Sandy sank back in his seat, as though his sudden fright had passed away.
“Oh! it is the same Delaware arrow!” he cried. “Our good, but unknown friend has once more sent us a warning that danger hangs over our heads! Pull the message off, Bob, and let us see what it says! How splendid of this strange protector to follow us all the way from our old home, away up the Ohio, to this new land. What could we have done to deserve such kindness, such faithfulness?”
Bob had not been idle all the time Sandy was talking. As before, there was a strip of birch bark fastened to the stout reed that constituted the shaft of the feathered arrow, bearing the Delaware flint barb.
Again were crude but easily understood figures scratched upon the light brown side of the bark; this time they were very numerous, and told a story as plain as though it had been printed with types.

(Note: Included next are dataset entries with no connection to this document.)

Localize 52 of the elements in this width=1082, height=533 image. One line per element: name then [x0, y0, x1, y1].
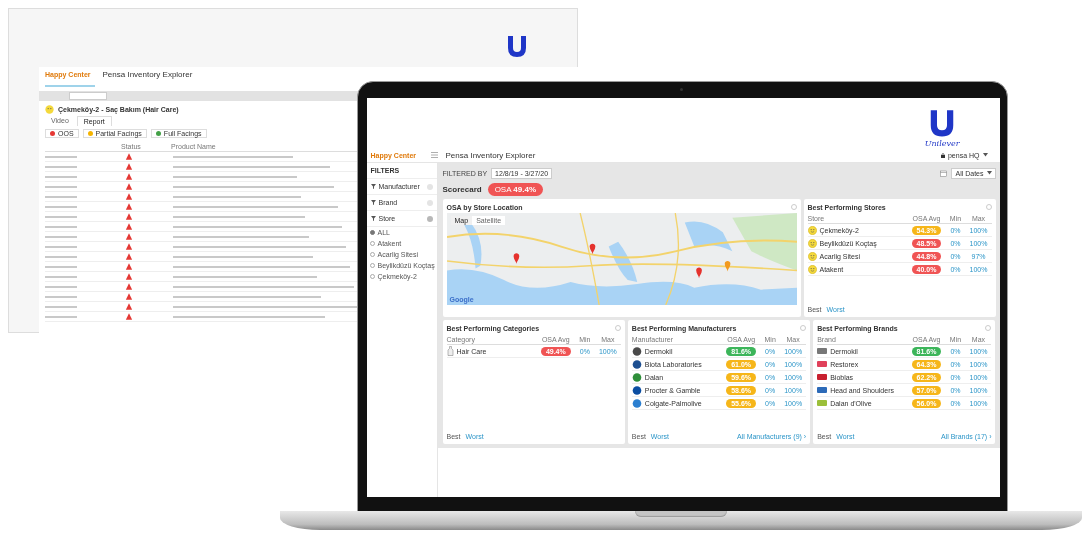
app-title: Pensa Inventory Explorer — [445, 150, 536, 160]
scorecard-label: Scorecard — [442, 184, 482, 194]
brand-logo — [817, 374, 828, 380]
smiley-icon — [807, 251, 817, 261]
smiley-icon — [807, 238, 817, 248]
blurred-text-drawing — [45, 275, 77, 278]
blurred-text-drawing — [45, 175, 77, 178]
lock-icon — [940, 152, 945, 158]
brand-logo — [817, 400, 828, 406]
expand-icon — [426, 215, 433, 222]
smiley-icon — [807, 225, 817, 235]
expand-icon — [426, 183, 433, 190]
logo-wordmark: Unilever — [924, 139, 960, 148]
blurred-text-drawing — [45, 315, 77, 318]
blurred-text-drawing — [45, 265, 77, 268]
blurred-text-drawing — [45, 225, 77, 228]
blurred-text-drawing — [45, 255, 77, 258]
blurred-text-drawing — [45, 155, 77, 158]
blurred-text-drawing — [45, 215, 77, 218]
filter-icon — [370, 184, 376, 189]
expand-icon — [426, 199, 433, 206]
manufacturer-logo — [631, 372, 642, 382]
app-title: Pensa Inventory Explorer — [102, 69, 193, 79]
date-chip-drawing — [69, 92, 107, 100]
osa-score-pill: OSA 49.4% — [487, 182, 543, 196]
caret-icon — [982, 153, 988, 157]
blurred-text-drawing — [45, 295, 77, 298]
blurred-text-drawing — [45, 195, 77, 198]
map-drawing[interactable] — [446, 213, 797, 305]
caret-icon — [986, 171, 992, 175]
brand-logo — [817, 348, 828, 354]
blurred-text-drawing — [45, 205, 77, 208]
menu-icon[interactable] — [430, 152, 438, 158]
smiley-icon — [45, 105, 54, 114]
blurred-text-drawing — [45, 305, 77, 308]
blurred-text-drawing — [45, 165, 77, 168]
blurred-text-drawing — [45, 245, 77, 248]
manufacturer-logo — [631, 398, 642, 408]
manufacturer-logo — [631, 385, 642, 395]
blurred-text-drawing — [45, 235, 77, 238]
manufacturer-logo — [631, 359, 642, 369]
u-logo-icon — [506, 35, 528, 59]
filter-icon — [370, 200, 376, 205]
radio-button[interactable] — [369, 230, 375, 235]
manufacturer-logo — [631, 346, 642, 356]
filter-icon — [370, 216, 376, 221]
smiley-icon — [807, 264, 817, 274]
blurred-text-drawing — [45, 185, 77, 188]
calendar-icon[interactable] — [940, 169, 948, 177]
brand-logo — [817, 387, 828, 393]
blurred-text-drawing — [45, 285, 77, 288]
brand-logo — [817, 361, 828, 367]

There was a campfire, and a tied-up flatboat, which must belong to them. About that fire a number of people seemed to be leisurely taking their ease. Stars dotted what was intended for the sky overhead; and one large one in particular was just above the horizon, indicated by a straight line. Many recumbent figures, with feathers, different in arrangement from any seen before, adorning their scalplocks, were evidently crawling up through the long grass, coming from both sides. They carried bows and arrows, and a few of them guns.
Sandy looked at the drawing, holding his very breath meanwhile.